Monday, September 27, 2010

flying high..

Flight according to Abe:

You did not come forth to face reality. You came forth to spring off of reality. You came forth to let the reality be the basis from which you take flight.

And that is really what we want you to hear. We want you to be in love with the contrast that produces the desire. And we want you to milk those new desires for everything they are worth.

When you get a new desire, if it is big or if it is small, we want you to fantasize around it and give your attention to it, and take every bit of pleasure you can from the power of your mind knowing that manifestation will follow.
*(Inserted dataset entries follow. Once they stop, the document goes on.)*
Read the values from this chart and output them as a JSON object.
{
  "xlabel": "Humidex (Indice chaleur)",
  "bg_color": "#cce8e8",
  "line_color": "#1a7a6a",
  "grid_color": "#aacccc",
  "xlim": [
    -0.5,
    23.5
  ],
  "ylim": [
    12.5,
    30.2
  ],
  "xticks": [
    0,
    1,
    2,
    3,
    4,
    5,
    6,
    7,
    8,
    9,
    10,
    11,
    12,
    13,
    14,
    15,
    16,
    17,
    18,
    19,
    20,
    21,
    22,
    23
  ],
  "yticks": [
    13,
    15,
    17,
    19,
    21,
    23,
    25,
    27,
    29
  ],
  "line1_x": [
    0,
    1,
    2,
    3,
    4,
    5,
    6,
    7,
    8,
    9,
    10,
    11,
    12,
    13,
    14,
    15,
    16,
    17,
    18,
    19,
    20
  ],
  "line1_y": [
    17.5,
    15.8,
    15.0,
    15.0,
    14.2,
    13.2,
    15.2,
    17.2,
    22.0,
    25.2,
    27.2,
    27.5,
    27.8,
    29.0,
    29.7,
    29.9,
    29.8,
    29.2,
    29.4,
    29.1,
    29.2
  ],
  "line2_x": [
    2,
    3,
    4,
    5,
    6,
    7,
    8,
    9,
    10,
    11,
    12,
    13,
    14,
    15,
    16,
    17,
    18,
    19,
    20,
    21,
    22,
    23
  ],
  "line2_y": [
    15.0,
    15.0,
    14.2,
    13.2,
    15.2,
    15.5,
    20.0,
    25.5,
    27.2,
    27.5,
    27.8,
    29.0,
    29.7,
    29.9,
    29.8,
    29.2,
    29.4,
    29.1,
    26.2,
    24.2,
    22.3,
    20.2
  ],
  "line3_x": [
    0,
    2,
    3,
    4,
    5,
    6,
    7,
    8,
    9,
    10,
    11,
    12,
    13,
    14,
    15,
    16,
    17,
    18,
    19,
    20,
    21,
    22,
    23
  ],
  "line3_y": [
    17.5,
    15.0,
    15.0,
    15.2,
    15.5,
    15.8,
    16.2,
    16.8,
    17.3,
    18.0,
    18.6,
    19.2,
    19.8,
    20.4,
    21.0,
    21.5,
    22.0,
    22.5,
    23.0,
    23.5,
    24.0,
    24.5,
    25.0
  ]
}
But it is not your manifestation that we are here rooting for. It is your moment-to-moment thrill with the power of your flight.
 
by Abraham-Hicks
 
I left my husband because of flight. I wanted to learn to fly an airplane, and he blatantly said no. I wanted to fly. I wanted to soar, and he wanted to keep me tied to him, small and powerless, scared shitless and driven to make him happy.
 
I preferred flight.
 
So, here I am years later and still obsessed with flying, still craving the view above the mountains, still longing for the thrill of pulling the yoke back and feeling the wheels lift off the ground. I desire to fly. I ache to sit in the left seat of a small aircraft. I can feel the wheels as they gently touch down while pulling the yoke back, watching the mountain above the nose as I gradually lower it and feel the last wheel touch down as if it landed in velvet. Ah... greased landing. I used to dream of those. I used to awaken in the mornings and check the skies for clouds, the trees for wind blowing their limbs. I used to call AWOS to see if that morning would be a good day to fly.
 
I breathed it. I ate it. I drank it in. There was nothing that thrilled me like a greased landing. Nothing.
 
When I wasn't in the air or working, I was studying. I was on the phone with my Aspen pilot asking him questions. We would get together on the weekends, propped up in a hotel bed and go through my textbooks. He'd help me see the practical experience of the maneuvers I was doing in the air.
 
I had never had a relationship with someone who was passionate about the same thing as me. We could lay in bed forever talking about it and eat dinner reliving our latest flights together. To me, that was heaven, pure joy.
 
There was nothing about our relationship that our society would call good, yet it was the best relationship I had ever had. It catapulted me into a new life believing in myself and making me want so much more from my life and myself. It was exactly what I wanted without even knowing it was possible, but once I got a taste of it, I couldn't settle for anything less.
 
It's the contrasts that we create in our lives that give us opportunities for wanting more for ourselves. There were things about that relationship that I wanted differently, so I chose differently. As the years progressed and the relationships changed, so did my desires.
 
I've fine-tuned what I want now thanks to all those lovely experiences, and since I know better, I choose better. It's true about anything in life. Nothing's good or bad; it's just about what works for you and what doesn't. When it doesn't, do something differently. When it does, bask in it.
 
And as far as flying goes, I'm soaring.